Aunque la bronquiolitis no es un virus que revista de gravedad habitualmente, con el antecedente de prematuridad de los mellizos, que nacieron 3 meses antes de lo previsto, cualquier enfermedad o virus puede comportar más complicaciones, al ser su sistema inmune un poco más inmaduro. Aunque la mayoría de casos de bronquiolitis se acaban pasando sin necesidad de tratamiento, si ingresan puede ser debido a una falta de oxígeno, que es lo que les debería aportar el hospital. 

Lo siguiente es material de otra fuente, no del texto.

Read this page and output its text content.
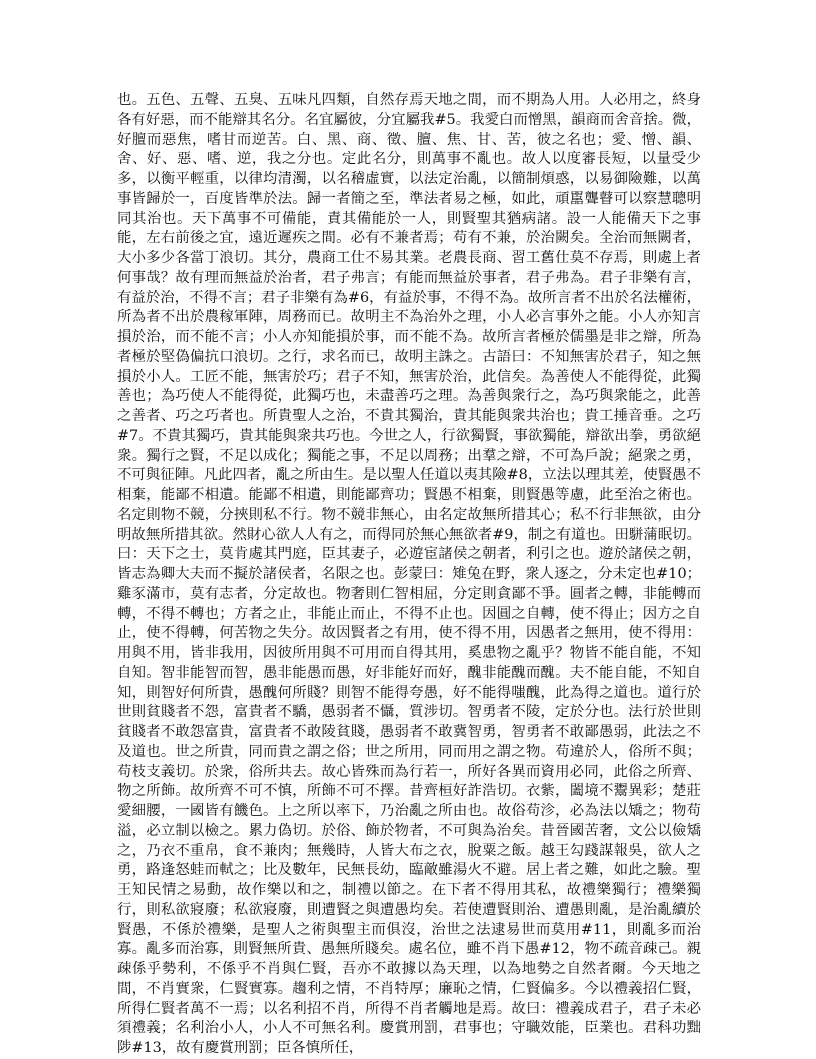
也。五色、五聲、五臭、五味凡四類，自然存焉天地之間，而不期為人用。人必用之，終身各有好惡，而不能辯其名分。名宜屬彼，分宜屬我#5。我愛白而憎黑，韻商而舍音捨。微，好膻而惡焦，嗜甘而逆苦。白、黑、商、徵、膻、焦、甘、苦，彼之名也；愛、憎、韻、舍、好、惡、嗜、逆，我之分也。定此名分，則萬事不亂也。故人以度審長短，以量受少多，以衡平輕重，以律均清濁，以名稽虛實，以法定治亂，以簡制煩惑，以易御險難，以萬事皆歸於一，百度皆準於法。歸一者簡之至，準法者易之極，如此，頑嚚聾瞽可以察慧聰明同其治也。天下萬事不可備能，責其備能於一人，則賢聖其猶病諸。設一人能備天下之事能，左右前後之宜，遠近遲疾之間。必有不兼者焉；苟有不兼，於治闕矣。全治而無闕者，大小多少各當丁浪切。其分，農商工仕不易其業。老農長商、習工舊仕莫不存焉，則處上者何事哉？故有理而無益於治者，君子弗言；有能而無益於事者，君子弗為。君子非樂有言，有益於治，不得不言；君子非樂有為#6，有益於事，不得不為。故所言者不出於名法權術，所為者不出於農稼軍陣，周務而已。故明主不為治外之理，小人必言事外之能。小人亦知言損於治，而不能不言；小人亦知能損於事，而不能不為。故所言者極於儒墨是非之辯，所為者極於堅偽偏抗口浪切。之行，求名而已，故明主誅之。古語曰：不知無害於君子，知之無損於小人。工匠不能，無害於巧；君子不知，無害於治，此信矣。為善使人不能得從，此獨善也；為巧使人不能得從，此獨巧也，未盡善巧之理。為善與衆行之，為巧與衆能之，此善之善者、巧之巧者也。所貴聖人之治，不貴其獨治，貴其能與衆共治也；貴工捶音垂。之巧#7。不貴其獨巧，貴其能與衆共巧也。今世之人，行欲獨賢，事欲獨能，辯欲出拳，勇欲絕衆。獨行之賢，不足以成化；獨能之事，不足以周務；出羣之辯，不可為戶說；絕衆之勇，不可與征陣。凡此四者，亂之所由生。是以聖人任道以夷其險#8，立法以理其差，使賢愚不相棄，能鄙不相遺。能鄙不相遺，則能鄙齊功；賢愚不相棄，則賢愚等慮，此至治之術也。名定則物不競，分挾則私不行。物不競非無心，由名定故無所措其心；私不行非無欲，由分明故無所措其欲。然財心欲人人有之，而得同於無心無欲者#9，制之有道也。田駢蒲眠切。曰：天下之士，莫肯處其門庭，臣其妻子，必遊宦諸侯之朝者，利引之也。遊於諸侯之朝，皆志為卿大夫而不擬於諸侯者，名限之也。彭蒙曰：雉兔在野，衆人逐之，分未定也#10；雞豕滿市，莫有志者，分定故也。物奢則仁智相屈，分定則貪鄙不爭。圓者之轉，非能轉而轉，不得不轉也；方者之止，非能止而止，不得不止也。因圓之自轉，使不得止；因方之自止，使不得轉，何苦物之失分。故因賢者之有用，使不得不用，因愚者之無用，使不得用：用與不用，皆非我用，因彼所用與不可用而自得其用，奚患物之亂乎？物皆不能自能，不知自知。智非能智而智，愚非能愚而愚，好非能好而好，醜非能醜而醜。夫不能自能，不知自知，則智好何所貴，愚醜何所賤？則智不能得夸愚，好不能得嗤醜，此為得之道也。道行於世則貧賤者不怨，富貴者不驕，愚弱者不懾，質涉切。智勇者不陵，定於分也。法行於世則貧賤者不敢怨富貴，富貴者不敢陵貧賤，愚弱者不敢冀智勇，智勇者不敢鄙愚弱，此法之不及道也。世之所貴，同而貴之謂之俗；世之所用，同而用之謂之物。苟違於人，俗所不與；苟枝支義切。於衆，俗所共去。故心皆殊而為行若一，所好各異而資用必同，此俗之所齊、物之所飾。故所齊不可不慎，所飾不可不擇。昔齊桓好詐浩切。衣紫，闔境不鬻異彩；楚莊愛細腰，一國皆有饑色。上之所以率下，乃治亂之所由也。故俗苟沴，必為法以矯之；物苟溢，必立制以檢之。累力偽切。於俗、飾於物者，不可與為治矣。昔晉國苦奢，文公以儉矯之，乃衣不重帛，食不兼肉；無幾時，人皆大布之衣，脫粟之飯。越王勾踐謀報吳，欲人之勇，路逢怒蛙而軾之；比及數年，民無長幼，臨敵雖湯火不避。居上者之難，如此之驗。聖王知民情之易動，故作樂以和之，制禮以節之。在下者不得用其私，故禮樂獨行；禮樂獨行，則私欲寢廢；私欲寢廢，則遭賢之與遭愚均矣。若使遭賢則治、遭愚則亂，是治亂續於賢愚，不係於禮樂，是聖人之術與聖主而俱沒，治世之法逮易世而莫用#11，則亂多而治寡。亂多而治寡，則賢無所貴、愚無所賤矣。處名位，雖不肖下愚#12，物不疏音疎己。親疎係乎勢利，不係乎不肖與仁賢，吾亦不敢據以為天理，以為地勢之自然者爾。今天地之間，不肖實衆，仁賢實寡。趨利之情，不肖特厚；廉恥之情，仁賢偏多。今以禮義招仁賢，所得仁賢者萬不一焉；以名利招不肖，所得不肖者觸地是焉。故曰：禮義成君子，君子未必須禮義；名利治小人，小人不可無名利。慶賞刑罰，君事也；守職效能，臣業也。君科功黜陟#13，故有慶賞刑罰；臣各慎所任，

El día a día en el hospital

Por el momento, Irene y Pablo acuden diariamente al hospital para acompañar a sus hijos, que permanecen ingresados en la misma habitación en el área de hospitalización infantil, dispuesta para niños de entre 2 y 16 años. Al no ser una zona Covid, los familiares disponen de libertad de movimiento como cualquier familiar de cualquier paciente ingresado y pueden visitar a sus hijos siempre que quieran, respetando las medidas sanitarias.

Eso sí, los dos políticos vienen acompañados de dos escoltas que permanecen sentados en el control de enfermería atento a que nada salga fuera de lo normal en la planta donde están ingresados Leo y Manuel.

El vicepresidente del Gobierno y la ministra de Igualdad no son nuevos en eso de estar largas horas en el hospital acompañando a sus mellizos. El 3 de julio de 2018 nacieron de forma prematura con tan solo 6 meses de gestación, lo que provocó que estuvieran casi 100 días hospitalizados en el área de neonatología del mismo hospital en el que se encuentran ahora; un duro periplo por el cual transitaron ellos y sus padres, que no se separaron de sus hijos, tal y como están haciendo ahora.